Daily Archives: February 20, 2012

AAAS recognizes the work of Speaking of Research members

On Friday two of our number, David Jentsch and Dario Ringach, travelled to Vancouver to join their UCLA colleague Edythe London in receiving the prestigious Scientific Freedom and Responsibility Award from the American Association for the Advancement of Science (AAAS). The AAAS is the world’s largest general scientific society, with over 125,000 members, and the Scientific Freedom and Responsibility Award “honors scientists and engineers whose exemplary actions, often taken at significant personal cost, have served to foster scientific freedom and responsibility”. Recent recipients including the climate scientist James Hansen, NCSE director and defender of science education Eugenie Scott, and epidemiologist and public health expert David Michaels.

Both Dario and David have been long time SR committee members, writing numerous articles for the website on the importance of animals in research, the importance of researchers speaking up, and the dangers of animal rights extremism.

Both scientists are at the heart of the Pro-Test for Science, the movement which stood up to extremists at UCLa in 2009. Around 800 staff, students and members of the public followed Ringach and Jentsch’s lead as they marched through the streets of Los Angeles in support of lifesaving medical research. Well over 10,000 people followed their example by signing the Pro-Test Petition (supported by Pro-Test for Science, Americans for Medical Progress and Speaking of Research) in support of well regulated biomedical research on animals.

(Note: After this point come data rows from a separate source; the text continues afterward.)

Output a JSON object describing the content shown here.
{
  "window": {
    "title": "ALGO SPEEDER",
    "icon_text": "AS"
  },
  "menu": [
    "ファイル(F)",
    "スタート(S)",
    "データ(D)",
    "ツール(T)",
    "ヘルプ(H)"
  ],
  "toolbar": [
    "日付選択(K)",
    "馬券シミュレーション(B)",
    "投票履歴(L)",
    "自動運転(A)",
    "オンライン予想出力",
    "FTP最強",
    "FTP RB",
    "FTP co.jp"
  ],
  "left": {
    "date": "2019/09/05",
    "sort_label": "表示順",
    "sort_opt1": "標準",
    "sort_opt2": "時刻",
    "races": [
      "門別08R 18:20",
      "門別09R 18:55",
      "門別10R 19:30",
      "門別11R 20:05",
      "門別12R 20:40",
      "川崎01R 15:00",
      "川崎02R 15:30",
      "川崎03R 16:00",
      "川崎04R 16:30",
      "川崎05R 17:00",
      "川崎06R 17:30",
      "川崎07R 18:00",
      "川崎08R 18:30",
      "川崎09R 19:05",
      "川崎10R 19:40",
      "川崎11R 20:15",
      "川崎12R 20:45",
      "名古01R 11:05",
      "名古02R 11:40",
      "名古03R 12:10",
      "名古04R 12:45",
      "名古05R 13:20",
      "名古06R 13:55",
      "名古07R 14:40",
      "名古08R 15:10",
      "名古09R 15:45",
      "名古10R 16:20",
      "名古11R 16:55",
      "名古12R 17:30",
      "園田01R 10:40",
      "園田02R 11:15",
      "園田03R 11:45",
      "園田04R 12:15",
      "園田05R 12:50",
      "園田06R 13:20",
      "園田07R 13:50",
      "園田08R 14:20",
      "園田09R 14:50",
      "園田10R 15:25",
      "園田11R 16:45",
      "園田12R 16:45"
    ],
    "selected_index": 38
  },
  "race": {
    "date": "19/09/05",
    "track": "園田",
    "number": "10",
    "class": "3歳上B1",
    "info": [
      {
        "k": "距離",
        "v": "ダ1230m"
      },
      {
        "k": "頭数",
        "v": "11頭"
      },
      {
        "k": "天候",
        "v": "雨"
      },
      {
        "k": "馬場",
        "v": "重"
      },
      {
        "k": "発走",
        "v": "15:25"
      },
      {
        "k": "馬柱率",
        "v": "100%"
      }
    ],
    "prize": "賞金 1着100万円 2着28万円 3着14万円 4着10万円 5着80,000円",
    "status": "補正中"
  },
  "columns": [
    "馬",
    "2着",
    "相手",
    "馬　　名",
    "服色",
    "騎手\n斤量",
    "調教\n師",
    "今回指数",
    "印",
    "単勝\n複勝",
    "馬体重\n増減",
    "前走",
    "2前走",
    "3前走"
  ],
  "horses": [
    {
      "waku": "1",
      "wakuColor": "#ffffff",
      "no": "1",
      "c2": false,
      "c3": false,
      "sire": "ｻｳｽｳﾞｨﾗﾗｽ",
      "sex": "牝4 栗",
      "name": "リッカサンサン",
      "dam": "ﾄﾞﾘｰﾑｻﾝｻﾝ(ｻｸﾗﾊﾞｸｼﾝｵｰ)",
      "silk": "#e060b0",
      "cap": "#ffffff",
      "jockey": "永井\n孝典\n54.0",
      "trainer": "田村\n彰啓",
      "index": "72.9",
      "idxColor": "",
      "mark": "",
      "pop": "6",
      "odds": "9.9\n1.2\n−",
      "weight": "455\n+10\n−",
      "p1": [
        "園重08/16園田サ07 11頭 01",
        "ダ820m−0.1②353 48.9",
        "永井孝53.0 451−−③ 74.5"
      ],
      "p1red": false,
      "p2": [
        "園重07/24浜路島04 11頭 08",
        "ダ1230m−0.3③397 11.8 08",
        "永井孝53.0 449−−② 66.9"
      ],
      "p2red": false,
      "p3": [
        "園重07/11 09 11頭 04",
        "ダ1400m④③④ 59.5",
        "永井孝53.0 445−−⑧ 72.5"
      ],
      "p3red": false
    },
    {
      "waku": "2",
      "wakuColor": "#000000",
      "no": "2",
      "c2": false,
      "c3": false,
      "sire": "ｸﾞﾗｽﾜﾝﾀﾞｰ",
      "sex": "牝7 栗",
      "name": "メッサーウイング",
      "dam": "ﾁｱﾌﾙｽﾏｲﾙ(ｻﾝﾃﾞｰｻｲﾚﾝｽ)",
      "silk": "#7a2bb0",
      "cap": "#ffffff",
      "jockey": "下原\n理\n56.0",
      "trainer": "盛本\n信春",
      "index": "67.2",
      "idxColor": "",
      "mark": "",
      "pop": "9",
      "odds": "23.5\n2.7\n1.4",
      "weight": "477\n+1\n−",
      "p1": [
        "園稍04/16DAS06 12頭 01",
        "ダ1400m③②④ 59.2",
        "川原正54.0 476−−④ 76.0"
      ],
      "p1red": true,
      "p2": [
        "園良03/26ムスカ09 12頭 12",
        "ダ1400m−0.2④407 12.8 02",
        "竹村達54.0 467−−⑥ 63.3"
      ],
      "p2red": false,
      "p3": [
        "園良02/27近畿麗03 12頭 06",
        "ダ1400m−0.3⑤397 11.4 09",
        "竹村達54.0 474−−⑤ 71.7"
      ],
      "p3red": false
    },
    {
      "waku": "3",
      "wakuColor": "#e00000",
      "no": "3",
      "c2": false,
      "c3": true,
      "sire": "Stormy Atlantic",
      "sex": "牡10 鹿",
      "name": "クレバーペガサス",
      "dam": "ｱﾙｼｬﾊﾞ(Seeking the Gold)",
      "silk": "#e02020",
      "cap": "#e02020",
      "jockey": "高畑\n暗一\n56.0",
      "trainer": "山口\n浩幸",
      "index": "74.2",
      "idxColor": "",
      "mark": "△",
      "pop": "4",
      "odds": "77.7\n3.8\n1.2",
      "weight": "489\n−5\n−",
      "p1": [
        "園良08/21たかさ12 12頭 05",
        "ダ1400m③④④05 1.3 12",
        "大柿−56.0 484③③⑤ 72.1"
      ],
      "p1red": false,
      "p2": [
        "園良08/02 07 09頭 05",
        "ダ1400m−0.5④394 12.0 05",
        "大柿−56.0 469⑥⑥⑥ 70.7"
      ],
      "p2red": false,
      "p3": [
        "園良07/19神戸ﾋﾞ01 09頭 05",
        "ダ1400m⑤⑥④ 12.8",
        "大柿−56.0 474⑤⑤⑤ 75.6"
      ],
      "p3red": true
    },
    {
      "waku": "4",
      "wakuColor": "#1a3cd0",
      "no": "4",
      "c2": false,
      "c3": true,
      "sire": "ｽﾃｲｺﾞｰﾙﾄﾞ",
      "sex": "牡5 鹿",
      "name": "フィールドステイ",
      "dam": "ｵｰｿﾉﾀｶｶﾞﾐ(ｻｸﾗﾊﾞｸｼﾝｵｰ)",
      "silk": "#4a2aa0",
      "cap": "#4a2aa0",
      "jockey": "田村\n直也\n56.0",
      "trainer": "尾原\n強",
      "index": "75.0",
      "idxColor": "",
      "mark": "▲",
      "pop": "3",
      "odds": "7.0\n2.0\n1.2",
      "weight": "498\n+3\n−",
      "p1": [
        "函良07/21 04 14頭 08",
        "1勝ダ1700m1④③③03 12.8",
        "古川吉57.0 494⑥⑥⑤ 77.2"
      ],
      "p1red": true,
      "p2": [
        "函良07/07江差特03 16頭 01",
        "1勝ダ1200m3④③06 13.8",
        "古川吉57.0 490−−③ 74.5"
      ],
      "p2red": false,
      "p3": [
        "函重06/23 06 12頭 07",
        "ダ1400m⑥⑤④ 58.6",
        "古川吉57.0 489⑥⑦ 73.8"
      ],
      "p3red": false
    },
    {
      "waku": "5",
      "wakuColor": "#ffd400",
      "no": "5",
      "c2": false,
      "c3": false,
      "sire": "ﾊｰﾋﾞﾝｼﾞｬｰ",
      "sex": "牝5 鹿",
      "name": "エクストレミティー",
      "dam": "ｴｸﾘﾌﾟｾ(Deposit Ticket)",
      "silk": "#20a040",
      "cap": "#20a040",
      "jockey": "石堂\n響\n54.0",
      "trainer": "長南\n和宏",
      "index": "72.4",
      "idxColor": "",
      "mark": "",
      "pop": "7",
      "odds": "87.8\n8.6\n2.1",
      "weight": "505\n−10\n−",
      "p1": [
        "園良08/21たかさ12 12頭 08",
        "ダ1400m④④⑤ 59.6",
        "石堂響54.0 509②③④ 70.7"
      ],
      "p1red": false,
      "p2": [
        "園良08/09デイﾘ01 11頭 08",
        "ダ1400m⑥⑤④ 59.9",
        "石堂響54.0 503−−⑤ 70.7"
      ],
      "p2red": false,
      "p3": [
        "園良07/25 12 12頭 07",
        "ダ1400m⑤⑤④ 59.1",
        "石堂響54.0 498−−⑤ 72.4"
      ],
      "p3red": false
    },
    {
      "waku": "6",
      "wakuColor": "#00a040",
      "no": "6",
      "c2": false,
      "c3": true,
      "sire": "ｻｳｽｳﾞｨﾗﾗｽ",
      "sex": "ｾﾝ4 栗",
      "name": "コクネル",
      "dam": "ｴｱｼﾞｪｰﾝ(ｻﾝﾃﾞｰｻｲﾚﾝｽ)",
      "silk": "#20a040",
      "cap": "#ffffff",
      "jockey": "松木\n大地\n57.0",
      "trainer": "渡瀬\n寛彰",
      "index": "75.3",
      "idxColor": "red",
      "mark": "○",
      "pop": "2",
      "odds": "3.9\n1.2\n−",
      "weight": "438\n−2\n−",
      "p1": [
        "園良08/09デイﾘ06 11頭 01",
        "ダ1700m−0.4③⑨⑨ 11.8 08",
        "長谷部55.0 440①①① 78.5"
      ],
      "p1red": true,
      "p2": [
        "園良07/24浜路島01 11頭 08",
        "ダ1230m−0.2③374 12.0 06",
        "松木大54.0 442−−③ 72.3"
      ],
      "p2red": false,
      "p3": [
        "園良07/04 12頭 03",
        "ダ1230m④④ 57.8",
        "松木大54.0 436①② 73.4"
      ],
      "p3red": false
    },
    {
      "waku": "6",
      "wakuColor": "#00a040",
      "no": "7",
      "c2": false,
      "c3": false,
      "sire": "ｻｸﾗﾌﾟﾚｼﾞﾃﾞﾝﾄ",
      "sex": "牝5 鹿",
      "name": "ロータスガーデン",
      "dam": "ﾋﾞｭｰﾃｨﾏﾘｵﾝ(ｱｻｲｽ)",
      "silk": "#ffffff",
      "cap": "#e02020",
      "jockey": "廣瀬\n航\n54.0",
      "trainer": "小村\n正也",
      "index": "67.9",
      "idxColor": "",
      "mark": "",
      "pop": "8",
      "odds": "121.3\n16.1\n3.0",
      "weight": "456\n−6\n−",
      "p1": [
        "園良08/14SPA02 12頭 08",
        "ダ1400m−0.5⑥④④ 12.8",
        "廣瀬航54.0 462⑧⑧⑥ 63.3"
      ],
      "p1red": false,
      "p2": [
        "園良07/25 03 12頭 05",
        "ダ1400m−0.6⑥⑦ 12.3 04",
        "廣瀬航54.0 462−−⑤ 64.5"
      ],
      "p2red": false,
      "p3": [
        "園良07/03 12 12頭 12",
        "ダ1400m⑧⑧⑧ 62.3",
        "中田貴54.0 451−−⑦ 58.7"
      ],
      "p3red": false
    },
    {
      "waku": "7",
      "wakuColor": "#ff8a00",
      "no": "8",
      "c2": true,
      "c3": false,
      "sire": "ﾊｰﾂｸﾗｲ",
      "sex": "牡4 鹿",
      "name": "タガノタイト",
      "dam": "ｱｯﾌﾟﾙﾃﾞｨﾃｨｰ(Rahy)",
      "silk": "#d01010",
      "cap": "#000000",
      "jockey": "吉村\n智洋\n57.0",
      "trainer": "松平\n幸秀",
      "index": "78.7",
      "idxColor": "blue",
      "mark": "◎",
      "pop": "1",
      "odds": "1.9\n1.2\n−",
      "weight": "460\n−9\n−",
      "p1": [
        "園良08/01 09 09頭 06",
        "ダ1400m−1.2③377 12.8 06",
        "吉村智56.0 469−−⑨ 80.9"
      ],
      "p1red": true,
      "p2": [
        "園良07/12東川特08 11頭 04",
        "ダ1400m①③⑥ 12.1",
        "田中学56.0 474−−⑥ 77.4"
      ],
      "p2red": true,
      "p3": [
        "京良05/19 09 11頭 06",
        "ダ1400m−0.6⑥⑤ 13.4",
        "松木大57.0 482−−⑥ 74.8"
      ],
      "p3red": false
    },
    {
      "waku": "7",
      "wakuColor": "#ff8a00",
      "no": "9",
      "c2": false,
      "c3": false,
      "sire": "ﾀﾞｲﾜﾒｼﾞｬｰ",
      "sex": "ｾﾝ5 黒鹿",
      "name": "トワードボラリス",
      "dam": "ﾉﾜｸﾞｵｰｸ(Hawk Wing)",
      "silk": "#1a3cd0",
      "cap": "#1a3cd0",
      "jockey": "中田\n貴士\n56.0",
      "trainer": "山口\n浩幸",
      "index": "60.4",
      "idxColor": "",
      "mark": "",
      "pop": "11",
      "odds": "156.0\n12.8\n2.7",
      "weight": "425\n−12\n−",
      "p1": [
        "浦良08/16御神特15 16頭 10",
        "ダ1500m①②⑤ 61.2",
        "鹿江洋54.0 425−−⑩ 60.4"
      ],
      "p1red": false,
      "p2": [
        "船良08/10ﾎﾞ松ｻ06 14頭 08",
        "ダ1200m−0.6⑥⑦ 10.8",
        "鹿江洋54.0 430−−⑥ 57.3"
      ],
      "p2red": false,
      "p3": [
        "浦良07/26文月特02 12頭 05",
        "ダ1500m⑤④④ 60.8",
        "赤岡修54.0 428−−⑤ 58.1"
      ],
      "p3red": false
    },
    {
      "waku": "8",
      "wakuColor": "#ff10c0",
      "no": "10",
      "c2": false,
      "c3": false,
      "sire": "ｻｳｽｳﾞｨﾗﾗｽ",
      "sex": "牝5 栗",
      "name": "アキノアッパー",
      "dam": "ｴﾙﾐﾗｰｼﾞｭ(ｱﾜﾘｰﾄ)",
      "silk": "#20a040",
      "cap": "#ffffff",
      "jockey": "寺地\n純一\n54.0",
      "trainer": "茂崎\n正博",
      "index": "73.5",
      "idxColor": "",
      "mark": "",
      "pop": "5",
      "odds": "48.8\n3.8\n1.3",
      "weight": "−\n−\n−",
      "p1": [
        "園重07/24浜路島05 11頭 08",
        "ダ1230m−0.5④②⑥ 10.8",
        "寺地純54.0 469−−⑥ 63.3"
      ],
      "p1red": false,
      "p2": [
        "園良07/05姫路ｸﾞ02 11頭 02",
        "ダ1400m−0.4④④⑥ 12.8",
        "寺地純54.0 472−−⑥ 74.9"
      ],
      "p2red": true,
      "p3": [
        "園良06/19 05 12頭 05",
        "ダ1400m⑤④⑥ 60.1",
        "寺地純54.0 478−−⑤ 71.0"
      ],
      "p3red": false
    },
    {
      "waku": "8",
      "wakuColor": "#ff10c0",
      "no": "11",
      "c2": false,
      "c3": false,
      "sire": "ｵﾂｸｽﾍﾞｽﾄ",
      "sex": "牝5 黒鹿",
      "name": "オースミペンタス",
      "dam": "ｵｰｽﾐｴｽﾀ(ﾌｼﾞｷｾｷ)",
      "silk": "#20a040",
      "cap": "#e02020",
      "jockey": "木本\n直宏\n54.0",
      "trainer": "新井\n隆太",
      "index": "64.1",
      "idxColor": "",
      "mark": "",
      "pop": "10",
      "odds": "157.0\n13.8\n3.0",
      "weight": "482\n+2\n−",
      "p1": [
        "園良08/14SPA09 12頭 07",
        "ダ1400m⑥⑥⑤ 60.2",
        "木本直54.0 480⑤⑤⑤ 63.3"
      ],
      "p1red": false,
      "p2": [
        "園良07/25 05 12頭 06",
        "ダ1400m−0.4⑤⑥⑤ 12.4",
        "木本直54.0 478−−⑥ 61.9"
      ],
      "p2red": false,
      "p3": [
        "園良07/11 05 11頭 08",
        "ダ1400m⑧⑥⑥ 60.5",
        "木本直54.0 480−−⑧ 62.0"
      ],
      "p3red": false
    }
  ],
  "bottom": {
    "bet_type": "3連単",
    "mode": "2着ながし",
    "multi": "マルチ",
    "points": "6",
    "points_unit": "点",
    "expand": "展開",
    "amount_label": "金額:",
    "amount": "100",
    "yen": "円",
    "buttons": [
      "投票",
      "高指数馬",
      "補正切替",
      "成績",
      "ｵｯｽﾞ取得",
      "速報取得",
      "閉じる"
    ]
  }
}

Edythe London has also been at the forefront of the battle to explain the role of animal testing in the development of modern medicine. In November 2007, she wrote a Op-Ed in the Los Angeles Times to explain “Why I use animals in my research”. This excellent article was a brave and important stand for a researcher who had previously been targeted by animal rights extremists.

Animal studies allow us to test potential treatments without confounding factors, such as prior drug use and other experiences that complicate human studies. Even more important, they allow us to test possibly life-saving treatments before they are considered safe to test in humans. Our animal studies address the effects of chronic drug use on brain functions, such as decision-making and self-control, that are impaired in human addicts. We are also testing potential treatments, and all of our studies comply with federal laws designed to ensure humane care.

The AAAS made this award to Dario, David and Edythe in recognition of:

 “their rare courage, their strong defense of the importance of the use of animals in research, and their refusal to remain silent in the face of intimidation from animal rights extremists.”

While noting that:

“AAAS has consistently supported the responsible use of animals in research, testing and education. A 1990 statement of the AAAS Board and Council noted, for instance, that “the use of animals has been and continues to be essential not only in applied research with direct clinical applications in humans and animals, but also in research that furthers the understanding of biological processes.”

With this award the largest scientific organisation in the U.S. reiterates its unequivocal support for the responsible use of animals in biomedical research, and emphasises the increasing need for both scientists and professional organisations to engage the public in both scientific and ethical issues of great importance to our society.

We at Speaking of Research are grateful for the contribution which all three scientists have made to advance the public understanding of this controversial area of science – and we congratulate them for their accomplishments.